Matthieu Guigo, Coq en stock (chronique d’un intérimaire à l’usine), Compagnie des deux rives, 2021.

Après un an de chômage, Matthieu Guigo a poussé la porte d’une boîte d’intérim. Il en est ressorti avec un tee-shirt promotionnel et un voyage pour l’enfer ; un enfer (à ne pas prendre au premier degré !), sis en Vendée, qui n’est autre qu’un abattoir pour gallinacés.

COQenSTOCK_1121.jpg

Ne faisons pas de ce court récit ce qu’il n’est pas. L’auteur a fait des études de lettres, pas d’histoire ni de sociologie. Il a lu et apprécié le travail de Christophe Guilluy sur la fameuse « France périphérique » au point d’écrire que ce travail a bénéficié d’un « large consensus »… ce qui est tout sauf le cas, le livre ayant au contraire été fortement critiqué par la communauté scientifique des géographes comme des sociologues, à défaut de l’être par certains acteurs médiatiques que cette défense du « petit blanc » oublié de tous ne laissaient (politiquement) pas indifférents1 en ces temps de querelles identitaires.

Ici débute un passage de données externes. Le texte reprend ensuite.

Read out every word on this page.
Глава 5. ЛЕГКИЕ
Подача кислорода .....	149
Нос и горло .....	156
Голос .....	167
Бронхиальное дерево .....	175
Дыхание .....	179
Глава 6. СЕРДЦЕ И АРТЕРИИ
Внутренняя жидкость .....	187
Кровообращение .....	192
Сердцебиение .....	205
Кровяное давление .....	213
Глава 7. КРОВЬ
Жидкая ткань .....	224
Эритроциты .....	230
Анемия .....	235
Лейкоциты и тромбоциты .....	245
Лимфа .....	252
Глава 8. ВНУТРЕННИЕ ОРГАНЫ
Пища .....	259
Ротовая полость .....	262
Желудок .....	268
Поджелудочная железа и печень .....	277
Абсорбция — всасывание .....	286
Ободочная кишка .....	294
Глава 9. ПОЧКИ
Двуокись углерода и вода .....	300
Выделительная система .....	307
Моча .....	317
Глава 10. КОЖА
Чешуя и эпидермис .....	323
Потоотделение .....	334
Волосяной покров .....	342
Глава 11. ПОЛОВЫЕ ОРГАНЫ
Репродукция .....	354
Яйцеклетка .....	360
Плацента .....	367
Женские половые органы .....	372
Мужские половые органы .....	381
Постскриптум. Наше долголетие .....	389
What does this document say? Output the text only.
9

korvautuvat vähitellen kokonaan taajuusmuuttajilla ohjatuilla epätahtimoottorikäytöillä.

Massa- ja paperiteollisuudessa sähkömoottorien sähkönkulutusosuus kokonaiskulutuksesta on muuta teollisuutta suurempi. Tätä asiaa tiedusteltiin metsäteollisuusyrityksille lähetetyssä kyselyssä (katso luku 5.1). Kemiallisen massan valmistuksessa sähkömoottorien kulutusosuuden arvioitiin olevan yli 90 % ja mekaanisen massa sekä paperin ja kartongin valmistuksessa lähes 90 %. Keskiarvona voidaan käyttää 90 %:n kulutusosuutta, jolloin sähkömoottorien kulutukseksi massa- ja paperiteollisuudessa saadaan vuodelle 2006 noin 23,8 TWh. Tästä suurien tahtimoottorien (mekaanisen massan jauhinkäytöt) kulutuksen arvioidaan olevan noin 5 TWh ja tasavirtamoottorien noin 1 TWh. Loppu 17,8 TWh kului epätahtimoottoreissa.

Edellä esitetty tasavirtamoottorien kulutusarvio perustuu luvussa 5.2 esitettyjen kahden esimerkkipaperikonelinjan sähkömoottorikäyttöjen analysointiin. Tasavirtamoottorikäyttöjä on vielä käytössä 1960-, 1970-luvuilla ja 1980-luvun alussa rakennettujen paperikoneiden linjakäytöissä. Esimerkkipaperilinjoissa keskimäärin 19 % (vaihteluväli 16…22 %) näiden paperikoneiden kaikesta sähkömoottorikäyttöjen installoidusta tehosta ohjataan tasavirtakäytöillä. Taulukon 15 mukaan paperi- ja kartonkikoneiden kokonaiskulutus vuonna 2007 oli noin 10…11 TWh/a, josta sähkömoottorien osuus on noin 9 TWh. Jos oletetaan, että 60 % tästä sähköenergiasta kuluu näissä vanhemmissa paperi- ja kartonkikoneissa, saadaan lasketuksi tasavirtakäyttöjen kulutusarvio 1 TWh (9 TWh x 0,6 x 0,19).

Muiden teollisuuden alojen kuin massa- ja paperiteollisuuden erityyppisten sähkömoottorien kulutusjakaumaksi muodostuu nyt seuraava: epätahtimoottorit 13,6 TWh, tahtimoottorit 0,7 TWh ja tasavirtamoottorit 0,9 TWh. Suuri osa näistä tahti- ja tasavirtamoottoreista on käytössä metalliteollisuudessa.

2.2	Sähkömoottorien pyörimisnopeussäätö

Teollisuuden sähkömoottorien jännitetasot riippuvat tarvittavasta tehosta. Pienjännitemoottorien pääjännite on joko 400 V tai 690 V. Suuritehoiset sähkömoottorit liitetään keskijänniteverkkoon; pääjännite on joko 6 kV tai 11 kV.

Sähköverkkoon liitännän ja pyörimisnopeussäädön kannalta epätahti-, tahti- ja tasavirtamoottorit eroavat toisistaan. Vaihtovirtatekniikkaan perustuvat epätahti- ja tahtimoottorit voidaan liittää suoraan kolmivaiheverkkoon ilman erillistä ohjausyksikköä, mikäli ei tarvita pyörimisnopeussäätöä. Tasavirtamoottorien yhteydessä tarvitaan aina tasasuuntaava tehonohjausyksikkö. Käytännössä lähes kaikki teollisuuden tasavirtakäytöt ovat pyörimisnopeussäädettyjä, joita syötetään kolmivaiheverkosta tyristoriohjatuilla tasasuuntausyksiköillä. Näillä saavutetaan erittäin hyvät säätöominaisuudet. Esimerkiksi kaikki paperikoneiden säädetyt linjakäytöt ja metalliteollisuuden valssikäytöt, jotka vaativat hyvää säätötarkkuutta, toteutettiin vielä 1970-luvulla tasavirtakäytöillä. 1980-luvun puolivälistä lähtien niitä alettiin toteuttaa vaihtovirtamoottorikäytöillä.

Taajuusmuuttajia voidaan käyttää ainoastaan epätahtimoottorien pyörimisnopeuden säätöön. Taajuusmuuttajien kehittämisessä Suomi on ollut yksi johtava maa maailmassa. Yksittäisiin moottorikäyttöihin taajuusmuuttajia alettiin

En moins de quarante pages, Matthieu Guigo ne propose pas un portrait de cette Vendée conservatrice (qui m’a vu naître… et la fuir !), avec son capitalisme familial, cette terre de peu de chômage et de bas salaires, où la misère est présente mais discrète, car rurale et si loin des attentions médiatiques2. Il ne décrit pas en détail, tel un ergonome, les postes de travail et les façons de travailler, ni n’en appelle à la révolte contre l’ordre usinier.
« Coq en stock »3 est une chronique. Celle d’un homme plongé dans un univers inédit pour lui4, et qu’il découvre avec un regard parfois (faussement) candide, et avec tout son corps. Car le corps souffre, une fois qu’il est avalé par le « ventre froid de (cette) baleine gigantesque » où règnent le bruit et le métal, une fois qu’il est soumis à la chaîne et à ses cadences, chargé de remplir les barquettes de « matière » sans barguigner. La volaille n’est plus volaille : la main du prolétaire aux ordres l’a transformée en matière, de la même façon que l’ordre usinier, déshumanisant, a fait de l’être humain un facteur de production qui n’attend du labeur aucune satisfaction autre que le salaire et, en bout de chaîne, une pension de retraite. Et Dieu qu’elles sont longues ces heures du lundi quand on sait qu’il faudra tenir la semaine. Matthieu Guigo éprouve alors « la fatigue du temps qui ne passe pas », cet « ennui difficile à vaincre ». Et dire que certains sont là depuis tant et tant d’années.
Le 24 décembre, l’auteur a quitté l’enfer. La boîte d’intérim lui avait offert un tee-shirt en guise de bienvenue, l’entreprise lui a offert de la « matière » à rôtir avant le 26, DLC oblige. Joyeux noël…


Notes
1 N’ayant pas lu le travail de Guilluy, je me garderais bien d’en faire une critique.
2 Lire le remarquable travail de Benoît Coquard : Ceux qui restent : faire sa vie dans les campagnes en déclin (La Découverte, 2019).
3 Ce livre est disponible à l’adresse suivante : coq en stock.
4 Je recommande le documentaire audiovisuel Saigneurs de Vincent Gaullier et Raphaël Girardot (2017).